Here is our VOX ATL Q&A with Youth Voter Movement co-founder Julie Dunkle. The conversation has been edited for clarity and length.
VOX ATL: Why do you think youth voter engagement is important?
Dunkle: Well, because the future of our democracy depends upon the people who vote and are active in civics. There’s research that says that if you vote at an early age, you tend to vote for the rest of your life. So the earlier one can get involved in voting, the more benefits that has across the lifespan of that individual. Also, I think youth have great ideas and will serve an influential role when discussing topics that pertain to the present day.
VOX ATL: What’s the best way to find the correct information about the candidates running for the election when we live in an area where there’s a lot of misinformation and bias in the media?
Dunkle: That’s definitely true. The League of Women Voters is an excellent organization to turn to. They put out candidate forums and pro/con forums. Then, whatever candidate is running for the office, whether that be mayor or state senator they put on forums so that the different candidates can speak. So, it’s typically a really good organization. Then, within your geographic area, there’s different opportunities. For example, in California, we have something called the Voter’s Edge. And you can go in and put in your address and you can get all kinds of non-partisan information about all the issues and races. So, different states have different programs like that.

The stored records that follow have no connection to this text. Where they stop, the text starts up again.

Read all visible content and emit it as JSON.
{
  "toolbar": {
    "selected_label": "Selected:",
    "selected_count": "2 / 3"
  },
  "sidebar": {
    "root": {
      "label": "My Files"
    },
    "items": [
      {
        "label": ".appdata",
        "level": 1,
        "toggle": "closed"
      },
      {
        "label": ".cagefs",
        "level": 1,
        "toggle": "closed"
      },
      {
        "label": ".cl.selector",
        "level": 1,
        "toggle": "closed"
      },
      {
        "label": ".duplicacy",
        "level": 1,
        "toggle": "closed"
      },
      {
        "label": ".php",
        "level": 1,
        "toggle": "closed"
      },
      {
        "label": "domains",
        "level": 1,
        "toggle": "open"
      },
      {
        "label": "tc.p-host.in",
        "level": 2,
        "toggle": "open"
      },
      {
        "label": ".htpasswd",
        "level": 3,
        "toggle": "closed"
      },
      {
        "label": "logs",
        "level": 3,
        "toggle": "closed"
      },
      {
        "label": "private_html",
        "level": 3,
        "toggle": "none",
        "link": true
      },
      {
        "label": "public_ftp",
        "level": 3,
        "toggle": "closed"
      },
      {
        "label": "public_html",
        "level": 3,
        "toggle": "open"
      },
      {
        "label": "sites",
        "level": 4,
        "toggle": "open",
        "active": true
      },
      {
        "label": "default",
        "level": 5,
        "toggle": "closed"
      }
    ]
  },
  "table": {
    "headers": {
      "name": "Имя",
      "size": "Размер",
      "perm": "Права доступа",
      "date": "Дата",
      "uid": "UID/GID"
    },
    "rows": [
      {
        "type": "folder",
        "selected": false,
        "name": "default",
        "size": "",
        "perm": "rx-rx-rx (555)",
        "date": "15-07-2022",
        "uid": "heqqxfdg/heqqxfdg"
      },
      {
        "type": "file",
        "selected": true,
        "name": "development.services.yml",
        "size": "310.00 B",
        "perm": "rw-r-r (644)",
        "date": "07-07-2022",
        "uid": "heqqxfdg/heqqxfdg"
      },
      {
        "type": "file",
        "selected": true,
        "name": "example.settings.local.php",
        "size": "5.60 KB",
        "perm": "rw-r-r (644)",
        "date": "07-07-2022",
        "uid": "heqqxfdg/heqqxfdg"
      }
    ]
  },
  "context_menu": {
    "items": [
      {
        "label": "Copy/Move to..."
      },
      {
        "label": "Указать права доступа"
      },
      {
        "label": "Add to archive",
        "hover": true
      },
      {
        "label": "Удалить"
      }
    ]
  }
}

VOX ATL: How do you think we can amplify the voices of those who are not represented in the elections? For example, in Georgia, those who are incarcerated cannot vote. Some immigrants also cannot vote. So, how do you think we can amplify their issues and what they’re fighting for?
Dunkle: There are many ways you can get involved in civics and shaping our democracy that don’t necessarily require voting. For example, if you feel strongly about an issue, you can work on a campaign for a candidate or a proposition and campaign for that issue. You can also work with nonprofits. For example, let’s say you’re pro-abortion or anti-abortion. Whichever way you fall, you can work for those organizations that support your views. Another way is by making sure with the forums and with the voter registration that we are always being inclusive of all communities. Diversity, equity, and inclusion is a critical value that we need to present in everything we’re doing to shape our conversation.
VOX ATL: Do you think the age for voting should be higher, the same, or lower?
Dunkle: There are pros and cons for both. I personally would like the minimum voting age lowered for local elections that affect [young] people. For example, the local school board election or anything on a local level. That way you can be empowered to start getting involved at a younger age.
VOX ATL: What are the different factors that influence voting behavior?
Dunkle: Gender, class, socioeconomic conditions. There’s all kinds of factors. There’s exposure to education. Whether the media you are paying attention to is biased or reliable. Being a person of color. You name the factor, it probably influences, in both positive and negative ways.
VOX ATL: How can we improve youth voter engagement?
Dunkle: Getting youth involved in the process. Voter registration, for example, that is led by youth. Youth created presentations they give to their peers and youth teaching their peers on how to register. Involving them in the process, empowering them, and allowing them to share their passions with their peers is a good way to get the ball rolling.